0

I have two tables of Twitter API data bound together and I want a function that determines if the text contains the word f150. If it does then it should return ford, if not it should search the text for the word Silverado and if Silverado is found it should return chevy. all others should be null.

I saw this online but it isn't working for me. Also are there wildcards in R like in SQL?

`tweet_sentiments <-
 tweet_sentiments %>% 
 mutate(vehicle = if(text = "f150") {ford}
     else_if(text= "silverado"){Chevy})
r2evans
  • 77,184
  • 4
  • 55
  • 96
  • Can you please show a small reproducible example and expected output – akrun May 03 '21 at 17:05
  • (1) `if` in a mutate is *probably* wrong, consider `ifelse`. (2) `text = "f150"` is an assignment not a comparison, perhaps you mean `text == "f150"`. (3) Wildcards? Yes, try `grepl` and look into regex (https://stackoverflow.com/a/22944075/3358272). – r2evans May 03 '21 at 17:08

2 Answers2

1
  1. It is legal to use if in a mutate call, but in what you demonstrate here, it is wrong. Since you want to condition on a vector, you should consider ifelse (base R), or if_else (in dplyr).
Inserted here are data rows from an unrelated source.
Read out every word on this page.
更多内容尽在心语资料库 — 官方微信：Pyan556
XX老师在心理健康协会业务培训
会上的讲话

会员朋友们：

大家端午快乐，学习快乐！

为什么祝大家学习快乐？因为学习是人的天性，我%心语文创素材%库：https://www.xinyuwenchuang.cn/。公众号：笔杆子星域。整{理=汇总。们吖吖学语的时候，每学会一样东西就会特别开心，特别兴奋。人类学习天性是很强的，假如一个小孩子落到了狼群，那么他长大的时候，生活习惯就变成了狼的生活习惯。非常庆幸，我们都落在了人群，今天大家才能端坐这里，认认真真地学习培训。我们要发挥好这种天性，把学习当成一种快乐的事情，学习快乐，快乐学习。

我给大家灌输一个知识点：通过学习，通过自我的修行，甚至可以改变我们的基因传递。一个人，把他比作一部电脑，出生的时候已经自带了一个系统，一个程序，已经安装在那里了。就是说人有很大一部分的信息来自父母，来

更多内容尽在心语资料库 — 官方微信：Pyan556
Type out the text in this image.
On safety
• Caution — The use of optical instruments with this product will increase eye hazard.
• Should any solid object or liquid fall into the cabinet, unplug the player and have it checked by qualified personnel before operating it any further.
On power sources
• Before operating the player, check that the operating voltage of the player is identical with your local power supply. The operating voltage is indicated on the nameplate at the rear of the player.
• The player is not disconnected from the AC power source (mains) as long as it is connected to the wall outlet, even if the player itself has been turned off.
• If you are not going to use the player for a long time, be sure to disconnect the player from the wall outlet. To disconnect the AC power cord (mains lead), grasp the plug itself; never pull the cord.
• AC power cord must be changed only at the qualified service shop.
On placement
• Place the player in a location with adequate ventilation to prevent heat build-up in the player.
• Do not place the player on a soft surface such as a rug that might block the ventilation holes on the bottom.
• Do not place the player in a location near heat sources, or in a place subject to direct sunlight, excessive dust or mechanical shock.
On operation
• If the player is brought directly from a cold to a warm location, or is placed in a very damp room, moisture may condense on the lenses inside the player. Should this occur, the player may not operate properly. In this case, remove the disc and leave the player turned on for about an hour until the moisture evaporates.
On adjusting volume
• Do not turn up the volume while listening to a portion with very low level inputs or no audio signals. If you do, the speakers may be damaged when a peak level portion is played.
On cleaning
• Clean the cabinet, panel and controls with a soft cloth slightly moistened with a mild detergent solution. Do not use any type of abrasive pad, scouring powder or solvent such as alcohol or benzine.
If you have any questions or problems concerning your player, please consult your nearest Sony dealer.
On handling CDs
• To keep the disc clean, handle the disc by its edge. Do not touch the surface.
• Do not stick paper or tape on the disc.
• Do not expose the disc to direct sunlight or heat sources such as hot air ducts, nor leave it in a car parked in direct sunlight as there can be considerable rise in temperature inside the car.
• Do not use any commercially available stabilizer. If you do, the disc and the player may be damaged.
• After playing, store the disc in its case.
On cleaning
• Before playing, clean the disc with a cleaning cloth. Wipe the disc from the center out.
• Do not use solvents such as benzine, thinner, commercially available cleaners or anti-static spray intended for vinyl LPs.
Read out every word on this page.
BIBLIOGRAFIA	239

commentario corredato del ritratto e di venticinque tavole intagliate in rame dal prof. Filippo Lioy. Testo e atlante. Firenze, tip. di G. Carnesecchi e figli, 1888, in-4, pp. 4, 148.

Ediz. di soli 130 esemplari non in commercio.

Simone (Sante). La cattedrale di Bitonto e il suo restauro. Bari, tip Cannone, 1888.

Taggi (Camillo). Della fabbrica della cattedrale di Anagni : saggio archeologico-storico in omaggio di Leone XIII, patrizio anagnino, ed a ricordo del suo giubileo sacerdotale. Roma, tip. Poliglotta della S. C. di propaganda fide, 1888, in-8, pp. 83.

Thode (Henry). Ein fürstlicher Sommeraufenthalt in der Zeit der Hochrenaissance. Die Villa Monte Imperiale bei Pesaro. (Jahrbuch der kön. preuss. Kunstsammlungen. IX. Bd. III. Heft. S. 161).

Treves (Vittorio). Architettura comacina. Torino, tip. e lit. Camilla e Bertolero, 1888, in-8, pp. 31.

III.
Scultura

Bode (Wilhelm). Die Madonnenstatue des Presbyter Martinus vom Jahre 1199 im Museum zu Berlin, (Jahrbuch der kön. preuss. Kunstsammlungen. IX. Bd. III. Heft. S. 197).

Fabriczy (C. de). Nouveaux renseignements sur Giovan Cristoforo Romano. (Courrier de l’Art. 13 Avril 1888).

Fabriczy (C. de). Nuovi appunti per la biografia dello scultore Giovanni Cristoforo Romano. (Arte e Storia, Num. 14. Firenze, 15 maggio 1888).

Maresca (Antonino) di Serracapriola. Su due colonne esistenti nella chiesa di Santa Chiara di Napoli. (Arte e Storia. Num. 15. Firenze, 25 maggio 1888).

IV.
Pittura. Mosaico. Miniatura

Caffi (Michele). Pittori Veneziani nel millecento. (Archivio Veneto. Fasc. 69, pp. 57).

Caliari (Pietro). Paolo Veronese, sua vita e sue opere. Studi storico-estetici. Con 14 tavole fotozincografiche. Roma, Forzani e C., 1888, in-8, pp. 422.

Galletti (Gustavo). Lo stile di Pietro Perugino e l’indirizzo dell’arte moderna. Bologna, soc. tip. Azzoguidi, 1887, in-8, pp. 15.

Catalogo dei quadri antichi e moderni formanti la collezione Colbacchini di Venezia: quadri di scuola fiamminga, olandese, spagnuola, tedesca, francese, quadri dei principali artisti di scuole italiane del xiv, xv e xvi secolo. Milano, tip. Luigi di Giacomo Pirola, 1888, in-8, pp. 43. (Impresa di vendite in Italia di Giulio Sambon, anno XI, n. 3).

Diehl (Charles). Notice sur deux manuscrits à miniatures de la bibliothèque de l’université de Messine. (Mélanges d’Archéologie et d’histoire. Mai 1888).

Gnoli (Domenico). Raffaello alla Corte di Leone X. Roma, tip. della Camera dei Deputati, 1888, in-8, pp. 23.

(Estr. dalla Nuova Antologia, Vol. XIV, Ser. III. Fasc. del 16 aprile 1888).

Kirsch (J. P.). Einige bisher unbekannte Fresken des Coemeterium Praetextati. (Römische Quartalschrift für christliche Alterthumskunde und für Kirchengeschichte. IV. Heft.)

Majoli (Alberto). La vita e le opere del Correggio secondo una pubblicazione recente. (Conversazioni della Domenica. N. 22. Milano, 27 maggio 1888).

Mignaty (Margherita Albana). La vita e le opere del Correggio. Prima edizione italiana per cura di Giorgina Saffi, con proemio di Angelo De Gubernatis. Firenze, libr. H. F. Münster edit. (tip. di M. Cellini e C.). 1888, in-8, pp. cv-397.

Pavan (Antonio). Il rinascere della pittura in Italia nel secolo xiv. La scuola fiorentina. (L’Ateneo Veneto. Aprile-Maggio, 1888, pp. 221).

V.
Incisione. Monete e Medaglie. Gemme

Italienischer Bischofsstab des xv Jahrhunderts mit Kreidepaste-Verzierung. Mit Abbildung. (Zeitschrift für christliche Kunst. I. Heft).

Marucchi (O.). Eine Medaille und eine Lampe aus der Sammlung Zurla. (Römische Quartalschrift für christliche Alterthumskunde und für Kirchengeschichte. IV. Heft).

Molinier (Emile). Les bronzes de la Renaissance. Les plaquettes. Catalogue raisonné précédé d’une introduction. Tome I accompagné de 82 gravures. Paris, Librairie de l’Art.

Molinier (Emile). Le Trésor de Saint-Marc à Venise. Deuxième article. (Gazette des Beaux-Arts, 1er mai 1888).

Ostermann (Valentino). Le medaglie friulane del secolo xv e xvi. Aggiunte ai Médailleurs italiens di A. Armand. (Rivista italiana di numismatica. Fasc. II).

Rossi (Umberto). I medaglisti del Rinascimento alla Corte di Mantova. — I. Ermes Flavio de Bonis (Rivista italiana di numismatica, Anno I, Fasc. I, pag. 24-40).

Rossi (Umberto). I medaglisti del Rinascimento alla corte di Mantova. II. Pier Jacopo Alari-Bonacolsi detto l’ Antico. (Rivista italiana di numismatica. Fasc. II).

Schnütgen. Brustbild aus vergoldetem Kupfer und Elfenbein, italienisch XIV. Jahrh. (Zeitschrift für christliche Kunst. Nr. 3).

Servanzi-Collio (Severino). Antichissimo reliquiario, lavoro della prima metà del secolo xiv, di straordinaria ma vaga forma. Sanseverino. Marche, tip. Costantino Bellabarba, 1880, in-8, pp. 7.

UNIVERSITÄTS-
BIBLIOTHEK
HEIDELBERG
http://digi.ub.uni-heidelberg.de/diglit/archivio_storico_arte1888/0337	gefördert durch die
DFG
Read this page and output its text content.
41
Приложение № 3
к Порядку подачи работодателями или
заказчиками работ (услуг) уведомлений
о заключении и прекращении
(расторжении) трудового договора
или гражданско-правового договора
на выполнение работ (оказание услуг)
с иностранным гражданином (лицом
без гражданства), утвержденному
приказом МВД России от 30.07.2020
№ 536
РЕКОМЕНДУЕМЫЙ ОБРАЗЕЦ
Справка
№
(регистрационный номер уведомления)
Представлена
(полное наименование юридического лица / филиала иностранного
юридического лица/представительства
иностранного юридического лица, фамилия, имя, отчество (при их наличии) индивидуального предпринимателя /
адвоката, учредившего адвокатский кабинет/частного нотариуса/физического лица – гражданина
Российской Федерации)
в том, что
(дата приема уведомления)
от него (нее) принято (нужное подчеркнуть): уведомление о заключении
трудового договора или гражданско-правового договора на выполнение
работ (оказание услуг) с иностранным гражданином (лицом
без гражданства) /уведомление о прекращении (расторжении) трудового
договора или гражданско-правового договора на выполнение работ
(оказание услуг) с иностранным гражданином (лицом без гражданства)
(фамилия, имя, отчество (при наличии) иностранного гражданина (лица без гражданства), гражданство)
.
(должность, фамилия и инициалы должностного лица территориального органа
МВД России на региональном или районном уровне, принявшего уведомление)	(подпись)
    The first change to your code is something like:

    tweet_sentiments %>% 
      mutate(
        vehicle = ifelse(...)
      )
    
  2. text = 'f150' is an assignment, you need a comparison, which is == for equality. Progressive code changes:

    tweet_sentiments %>% 
      mutate(
        vehicle = if_else(text == "f150", "Ford",
                          if_else(text == "silverado", "Chevy", ...))
      )
    
  3. You need a default value, one that is assigned if text is neither "f150" nor "silverado". Options include a literal string like "unknown", or the R-idiomatic NA (which means effectively "not-applicable" or "could be anything"). Code progress:

    tweet_sentiments %>% 
      mutate(
        vehicle = if_else(text == "f150", "Ford",
                          if_else(text == "silverado", "Chevy", NA_character_))
      )
    

    (R has at least six kinds of NA, and if_else is rather particular about keeping the class of its yes= and no= arguments the same class. If you used ifelse instead, you could have kept it at NA at the risk of several of the other problems that base::ifelse presents. It has baggage.)

  4. You mentioned wildcards, which suggests that you may want to find "f150" as a substring in the text, in which case we will want grepl. Code progress:

    tweet_sentiments %>% 
      mutate(
        vehicle = if_else(grepl("f150", text), "Ford",
                          if_else(grepl("silverado", text), "Chevy", NA_character_))
      )
    

    grepl supports ignore.case= as well, in case you want to consider case-insensitive comparisons.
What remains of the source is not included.